Public Defense Reform–Is the Money Available?

Gentlereaders: There is a newspaper article today in Washington, D.C. addressing the fact that many individuals arrested on warrants are quickly released and returned to the streets. US Department of Justice data tells us that 60 percent of convicted felons are held for trial and the rest are returned to the community on monetary bail or pretrial release.
 
Nothing seems to get on the public’s nerves quicker than a person arrested or arrested via a warrant who is released to the streets after a couple of hours of processing.
 
But like it or not, a basic right  embodied within the US Constitution is the presumption of innocence.  Providing attorneys to assist those being tried (for cases involving the possibility of incarceration) is also a basic right. Those rights are either being ignored or challenged through budget cuts throughout the country. The document below seeks to address these issues but cities and counties simply do not have the funds to rectify the situation.
 
Crime in America.Net.
  
  
Public Defense Reform Since Gideon: Improving the Administration of Justice By Building on Our Successes and Learning From Our Failures  

 

A Public Defense Leadership Focus Group Sponsored by The U.S. Department of Justice, Bureau of Justice Assistance,  

 

The National Legal Aid & Defender Association, and the American University   

September 16, 2008  
EXECUTIVE SUMMARY  

In Gideon v. Wainwright,2 the United States Supreme Court established the right to counsel for indigent persons accused of committing felony offenses in violation of state law. That mandate has been consistently extended to any case that may result in a potential loss of liberty, including but not limited to: initial appeals in state appellate court, juvenile delinquency proceedings, and misdemeanor cases punishable by an actual or suspended jail sentence.   

Despite the Gideon Court holding that the Sixth Amendment right to counsel applied to the states by virtue of the Fourteenth Amendment—not to county or local governments—the majority of states delegate their obligation to provide counsel for the poor to their counties. Though passing state obligations onto local government can lead to innovation, this has not proven to be the case with public defense services. Rather, the states’ abdication of their constitutional obligations has produced justice systems in which results are dictated by a person’s income level and the jurisdiction in which the crime is alleged to have been committed, rather than the factual merits of the case. State laws will vary, but a defendant’s right to counsel must be uninhibited and absolute or justice cannot prevail.   

On September 16, 2008, the National Legal Aid & Defender Association (NLADA), in collaboration with American University’s Justice Programs Office of the School of Public Affairs, and pursuant to a grant from the U.S. Department of Justice’s Bureau of Justice Assistance (BJA), convened a focus group meeting of criminal justice leaders, including state and local public defenders, state and local assigned counsel leadership, prosecutors, judges, social workers, client leaders, academicians, and former directors of NLADA’s Defender Legal Services division. During the meeting, the focus group heard presentations from national experts, reviewed the progress and setbacks in our nation’s effort to deliver public defense services, assessed the lessons learned through these successes and failures, identified best practices, and began “succession planning” from the current generation of indigent defense leadership to the next.   

The recommendations that resulted from the focus group discussions, summarized in Part V: “Recommended Action Steps for Change” of this report, are organized in terms the actions needed by all levels of government and private sector leadership, including:   

  1. The United States Government, particularly the U.S. Department of Justice’s Bureau of Justice Assistance;
  2. The Defense community;
  3. State policy makers, including state supreme courts, state legislatures, and public defense leadership; and
  4. National and local advocacy organizations, government agencies and academic institutions.

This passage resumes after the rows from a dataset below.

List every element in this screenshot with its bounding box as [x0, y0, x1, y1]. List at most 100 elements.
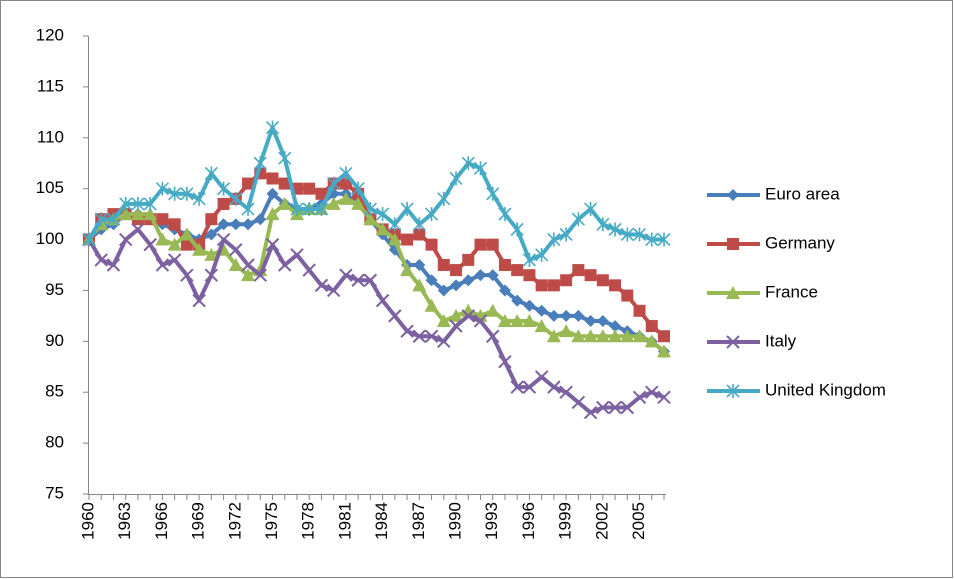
marker: [204, 247, 219, 261]
marker: [473, 161, 488, 176]
marker: [242, 218, 255, 231]
marker: [424, 329, 439, 343]
marker: [278, 177, 291, 190]
marker: [155, 181, 169, 196]
y-tick-label: 105: [36, 178, 64, 197]
marker: [534, 319, 549, 333]
marker: [254, 213, 267, 226]
marker: [522, 252, 536, 267]
marker: [657, 344, 671, 358]
marker: [204, 166, 218, 181]
marker: [339, 268, 353, 282]
marker: [727, 189, 739, 201]
y-tick-label: 110: [37, 127, 64, 146]
marker: [571, 395, 586, 410]
marker: [155, 258, 170, 272]
marker: [228, 258, 243, 271]
marker: [302, 263, 316, 277]
marker: [632, 329, 647, 343]
marker: [303, 182, 316, 195]
marker: [376, 207, 390, 222]
marker: [168, 218, 181, 231]
marker: [205, 228, 218, 241]
marker: [168, 186, 182, 201]
marker: [339, 177, 352, 190]
marker: [510, 380, 524, 394]
marker: [583, 329, 598, 343]
marker: [412, 217, 426, 232]
marker: [326, 283, 341, 298]
x-tick-label: 1999: [556, 502, 575, 540]
marker: [241, 202, 255, 217]
marker: [511, 294, 524, 307]
marker: [571, 212, 585, 227]
marker: [424, 298, 439, 312]
marker: [535, 247, 549, 262]
marker: [486, 269, 499, 282]
marker: [241, 258, 255, 272]
marker: [498, 284, 511, 297]
legend-marker: [726, 384, 740, 398]
marker: [278, 258, 292, 272]
y-tick-label: 80: [45, 433, 64, 452]
marker: [645, 320, 658, 333]
marker: [596, 217, 610, 232]
marker: [474, 238, 487, 251]
marker: [449, 171, 463, 186]
marker: [363, 202, 377, 217]
marker: [167, 253, 182, 267]
marker: [388, 217, 402, 232]
marker: [338, 191, 353, 205]
marker: [473, 314, 488, 328]
x-tick-label: 1969: [189, 502, 208, 540]
marker: [253, 156, 267, 171]
marker: [474, 269, 487, 282]
marker: [571, 329, 586, 343]
marker: [450, 264, 463, 277]
y-tick-label: 100: [36, 229, 64, 248]
series: [82, 222, 671, 420]
marker: [314, 202, 329, 217]
marker: [253, 268, 267, 282]
marker: [363, 212, 378, 226]
marker: [217, 197, 230, 210]
marker: [327, 176, 341, 191]
marker: [621, 289, 634, 302]
marker: [596, 400, 610, 415]
marker: [363, 273, 378, 287]
marker: [546, 329, 561, 343]
legend-marker: [726, 335, 740, 349]
marker: [462, 274, 475, 287]
marker: [167, 237, 182, 251]
marker: [523, 269, 536, 282]
marker: [229, 243, 243, 257]
marker: [290, 202, 304, 217]
marker: [229, 218, 242, 231]
marker: [425, 238, 438, 251]
marker: [387, 232, 402, 246]
marker: [450, 279, 463, 292]
marker: [216, 232, 231, 247]
marker: [265, 237, 280, 252]
marker: [658, 330, 670, 343]
marker: [106, 212, 121, 227]
marker: [326, 196, 341, 210]
marker: [645, 232, 659, 247]
marker: [241, 268, 256, 282]
marker: [106, 258, 121, 272]
legend-label: Germany: [765, 233, 835, 252]
x-tick-label: 1975: [262, 502, 281, 540]
marker: [351, 181, 365, 196]
marker: [94, 212, 108, 227]
x-tick-label: 1987: [409, 502, 428, 540]
x-tick-label: 1981: [335, 502, 354, 540]
marker: [266, 187, 279, 200]
marker: [609, 279, 622, 292]
marker: [522, 313, 537, 327]
marker: [560, 274, 573, 287]
y-tick-label: 75: [45, 483, 64, 502]
marker: [265, 207, 280, 221]
marker: [143, 207, 158, 221]
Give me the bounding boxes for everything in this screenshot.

The recommendations span a broad range of initiatives designed to ensure that:   

  1. public defense is an essential component of all criminal justice improvement and training initiatives and that public defense providers are, through regulation, designated as equal partners in terms of eligibility for federal and state grants;
  2. the implications for public defense are a significant consideration in the introduction of various “tough on crime” legislative proposals, including the reclassification of offenses as crimes that were formerly infractions;
  3. special attention is given to the delivery of defender services to juveniles that take into account the mental health, educational, medical and other needs of these clients, including those being tried in the adult system;
  4. adequate broad based training and technical assistance opportunities are available for public defense and criminal justice systems which promote the development of requisite leadership and management skills, competent and professional representation, and a court system culture that supports and encourages such representation as an indispensable element of a well-run and fair criminal justice system; and
  5. state legislatures and other funding bodies provide adequate funding for public defense services that meet workload demands, acknowledge the ethical obligation of attorneys to provide competent representation to each client, and allow for parity of resources with those of the prosecutor for attorneys as well as necessary support (investigators, training experts, etc.).

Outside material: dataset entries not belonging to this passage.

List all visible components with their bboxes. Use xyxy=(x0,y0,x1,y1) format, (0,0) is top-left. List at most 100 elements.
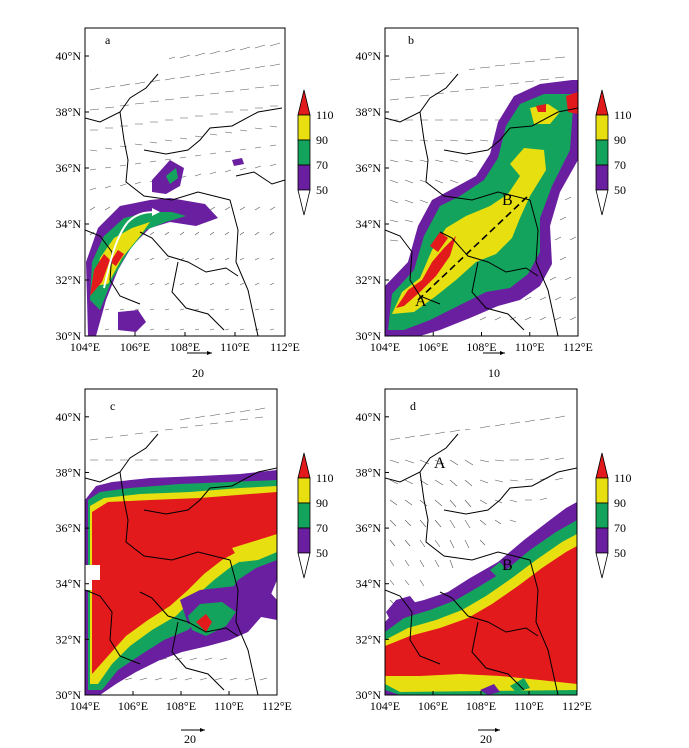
reference-vector-label: 20 xyxy=(184,732,196,746)
reference-vector-a: 20 xyxy=(187,351,212,380)
masked-area xyxy=(385,28,469,72)
colorbar-segment xyxy=(297,527,311,554)
masked-area xyxy=(85,389,177,429)
colorbar-label: 110 xyxy=(316,471,334,485)
reference-vector-label: 10 xyxy=(488,366,500,380)
province-borders xyxy=(385,73,578,336)
colorbar-extend-top xyxy=(297,89,311,116)
colorbar-segment xyxy=(297,502,311,529)
lat-tick-label: 34°N xyxy=(356,217,382,231)
shaded-field xyxy=(385,502,577,695)
lon-tick-label: 112°E xyxy=(262,699,292,713)
colorbar-segment xyxy=(595,477,609,504)
lat-tick-label: 36°N xyxy=(356,521,382,535)
lon-tick-label: 104°E xyxy=(370,699,400,713)
colorbar-extend-bottom xyxy=(595,189,609,216)
lat-tick-label: 38°N xyxy=(356,465,382,479)
lat-tick-label: 30°N xyxy=(56,329,82,343)
colorbar-segment xyxy=(595,527,609,554)
lat-tick-label: 36°N xyxy=(356,161,382,175)
lat-tick-label: 30°N xyxy=(356,329,382,343)
lat-tick-label: 40°N xyxy=(56,410,82,424)
lon-tick-label: 106°E xyxy=(418,340,448,354)
colorbar-label: 90 xyxy=(614,133,626,147)
lat-tick-label: 30°N xyxy=(356,688,382,702)
colorbar-segment xyxy=(297,114,311,141)
colorbar-label: 70 xyxy=(614,521,626,535)
province-borders xyxy=(385,433,577,695)
colorbar-label: 50 xyxy=(614,546,626,560)
point-label-a: A xyxy=(415,293,427,310)
lon-tick-label: 110°E xyxy=(515,340,545,354)
lat-tick-label: 32°N xyxy=(56,632,82,646)
lon-tick-label: 106°E xyxy=(120,340,150,354)
reference-vector-label: 20 xyxy=(480,732,492,746)
lat-tick-label: 34°N xyxy=(56,577,82,591)
lat-tick-label: 34°N xyxy=(56,217,82,231)
colorbar-label: 90 xyxy=(316,496,328,510)
lon-tick-label: 104°E xyxy=(70,340,100,354)
reference-vector-d: 20 xyxy=(478,728,500,746)
colorbar-label: 110 xyxy=(316,108,334,122)
lon-tick-label: 106°E xyxy=(418,699,448,713)
shaded-field xyxy=(385,80,578,336)
colorbar-label: 90 xyxy=(614,496,626,510)
lon-tick-label: 108°E xyxy=(466,340,496,354)
lon-tick-label: 110°E xyxy=(220,340,250,354)
lat-tick-label: 40°N xyxy=(356,410,382,424)
colorbar-extend-top xyxy=(595,452,609,479)
colorbar-label: 70 xyxy=(316,521,328,535)
panel-label: c xyxy=(110,399,115,413)
colorbar-segment xyxy=(595,114,609,141)
shaded-field xyxy=(85,470,277,695)
colorbar-extend-bottom xyxy=(297,189,311,216)
panel-d: d A B xyxy=(384,388,578,696)
lat-tick-label: 38°N xyxy=(356,105,382,119)
panel-label: a xyxy=(105,33,111,47)
lat-tick-label: 36°N xyxy=(56,521,82,535)
panel-label: b xyxy=(408,33,414,47)
masked-area xyxy=(85,28,169,70)
lon-tick-label: 110°E xyxy=(514,699,544,713)
lon-tick-label: 104°E xyxy=(370,340,400,354)
lat-tick-label: 40°N xyxy=(356,49,382,63)
lon-tick-label: 112°E xyxy=(562,699,592,713)
colorbar-layer: 110 90 70 50 110 90 70 50 110 90 70 50 110 90 70 50 xyxy=(297,89,632,579)
lat-tick-label: 32°N xyxy=(356,632,382,646)
lon-tick-label: 108°E xyxy=(170,340,200,354)
point-label-b: B xyxy=(502,192,513,209)
reference-vector-b: 10 xyxy=(483,351,505,380)
lon-tick-label: 112°E xyxy=(270,340,300,354)
reference-vector-c: 20 xyxy=(181,728,205,746)
province-borders xyxy=(85,73,285,336)
panel-b: b A B xyxy=(384,27,579,337)
colorbar-segment xyxy=(595,502,609,529)
lon-tick-label: 110°E xyxy=(214,699,244,713)
colorbar-label: 70 xyxy=(316,158,328,172)
lat-tick-label: 34°N xyxy=(356,577,382,591)
colorbar-label: 50 xyxy=(316,183,328,197)
lat-tick-label: 32°N xyxy=(56,273,82,287)
panel-label: d xyxy=(410,399,416,413)
map-background xyxy=(85,28,285,336)
colorbar-label: 110 xyxy=(614,471,632,485)
colorbar-segment xyxy=(297,164,311,191)
lat-tick-label: 30°N xyxy=(56,688,82,702)
point-label-a: A xyxy=(434,455,446,472)
colorbar-segment xyxy=(297,139,311,166)
province-borders xyxy=(85,433,277,695)
lon-tick-label: 108°E xyxy=(466,699,496,713)
lon-tick-label: 112°E xyxy=(563,340,593,354)
colorbar-extend-top xyxy=(297,452,311,479)
colorbar-segment xyxy=(595,164,609,191)
colorbar-label: 110 xyxy=(614,108,632,122)
colorbar-extend-bottom xyxy=(297,552,311,579)
colorbar-segment xyxy=(595,139,609,166)
colorbar-extend-top xyxy=(595,89,609,116)
colorbar-label: 50 xyxy=(614,183,626,197)
panel-a: a xyxy=(84,27,286,337)
colorbar-segment xyxy=(297,477,311,504)
lon-tick-label: 104°E xyxy=(70,699,100,713)
lat-tick-label: 40°N xyxy=(56,49,82,63)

The recommendations also call for (a) a systematic review of case processing in state and local courts to identify the extent to which defendants are convicted in the U.S. without access to counsel in violation of the Sixth Amendment and the different mechanisms that allow this deprivation to take place, and (b) the creation of independent statewide indigent defense commissions with authority to promulgate and enforce uniform standards for defense services at the state and local level.